HIV: There are many reasons that a vaccine has proven so difficult to develop. HIV represents a unique challenge: our body can eliminate most acute viral infections. In contrast, our natural immune system does not destroy HIV. In fact, HIV infection results in the production of large amounts of virus, even in the presence of killer T cells and antibody. In developing a vaccine, we are faced with the challenge of trying to elicit an immune response that does not exist in nature. Therefore, we don’t know exactly what type of immune response a vaccine should develop. In addition, HIV virus mutates at a high rate and allows it to escape destruction by the immune system.
A note about Polio Eradication in India
Thankfully India has been declared Polio free for two years thanks to a very strong initiative, but there are still countries that struggle with its eradication.

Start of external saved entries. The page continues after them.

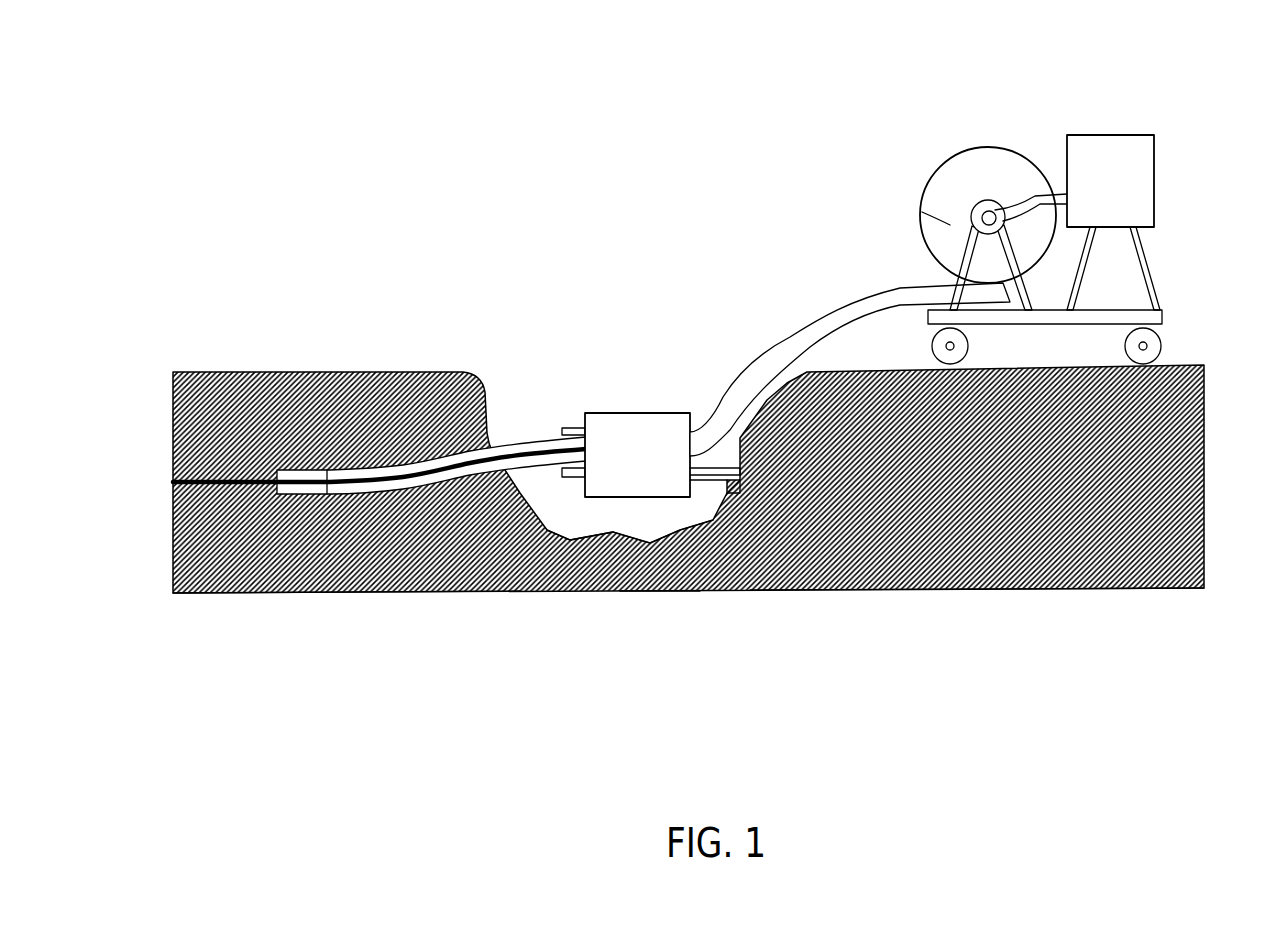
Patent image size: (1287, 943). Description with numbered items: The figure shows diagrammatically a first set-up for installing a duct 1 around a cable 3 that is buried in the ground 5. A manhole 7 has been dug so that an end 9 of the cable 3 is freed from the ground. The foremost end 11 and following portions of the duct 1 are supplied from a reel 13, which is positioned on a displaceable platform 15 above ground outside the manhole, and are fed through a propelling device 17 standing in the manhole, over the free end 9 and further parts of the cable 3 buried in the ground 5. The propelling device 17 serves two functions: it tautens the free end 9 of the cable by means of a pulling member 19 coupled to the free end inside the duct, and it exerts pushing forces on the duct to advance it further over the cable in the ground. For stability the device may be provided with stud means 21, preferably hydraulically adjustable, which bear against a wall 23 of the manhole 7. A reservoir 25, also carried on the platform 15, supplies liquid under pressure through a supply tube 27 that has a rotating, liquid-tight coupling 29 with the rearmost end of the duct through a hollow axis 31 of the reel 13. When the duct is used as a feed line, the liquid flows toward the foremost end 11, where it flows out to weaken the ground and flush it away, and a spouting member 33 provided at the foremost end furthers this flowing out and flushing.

The duct 1 is at (797, 337).
The cable 3 is at (200, 596).
The ground 5 is at (870, 592).
The manhole 7 is at (662, 592).
The end of the cable 9 is at (500, 455).
The foremost end of the duct 11 is at (385, 596).
The reel 13 is at (988, 170).
The displaceable platform 15 is at (1163, 316).
The propelling device 17 is at (637, 437).
The pulling member 19 is at (570, 530).
The stud means 21 is at (705, 592).
The wall of the manhole 23 is at (733, 592).
The reservoir 25 is at (1107, 162).
The supply tube 27 is at (1053, 197).
The rotating liquid-tight coupling 29 is at (993, 205).
The hollow axis 31 is at (923, 212).
The spouting member 33 is at (307, 395).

Polio is a highly infectious disease caused by a virus. It invades the nervous system, and can cause total paralysis in a matter of hours. The virus enters the body through the mouth and multiplies in the intestine. Initial symptoms are fever, fatigue, headache, vomiting, stiffness in the neck and pain in the limbs. One in 200 infections leads to irreversible paralysis (usually in the legs). Among those paralyzed, 5% to 10% die when their breathing muscles become immobilized. Polio mainly affects children under five years of age.
Treatment: There is no cure for polio, it can only be prevented. Polio vaccine, given multiple times, can protect a child for life.
Books: A very popular book about Polio is not about it’s worldwide impact but its effect on America in Polio: An American Story by David M. Oshinsky.
You may also check out Splendid Solution: Jonas Salk and the Conquest of Polio
Famous Scientists: Jonas Salk and Albert Sabin both made great strides towards the development of the polio vaccine. Their feud was famous as to whether a live of killed virus was the best way to inoculate against polio.
If we were able to eradicate smallpox and are on our way to eradicating polio, why can’t we do this with every disease?
We were able to eradicate smallpox because its virulence was specific to humans only. If enough people are vaccinated, there will not enough of a threshold level of hosts (us) to sustain the pathogen. Once vaccination strategies can be implemented more forcefully in areas that still have polio, it can be eradicated fully.
Diseases caused by organisms that live in the environment, like Clostridium tetani, which causes tetanus, could never be eradicated, even though we have an effective vaccine unless we were able to eliminate all Clostridium tetani from the planet. Not easily done.
Any disease that is zoonotic, meaning, can jump from animal to animal to human and back again will never be eradicated. If you want to learn about zoonotic diseases like Ebola, hantavirus, influenza and more, I HIGHLY recommend Spillover: Animal Infections and the Next Human Pandemic by David Quammen.
An excellent source about everything vaccine related is at the CDC 2012 Epidemiology & Prevention of Vaccine-Preventable Diseases
A great educational site explaining vaccines in complete details is A History of Vaccines by the College of Physicians in Philadelphia. It has games, interactive timelines, videos and more. I highly recommend this site!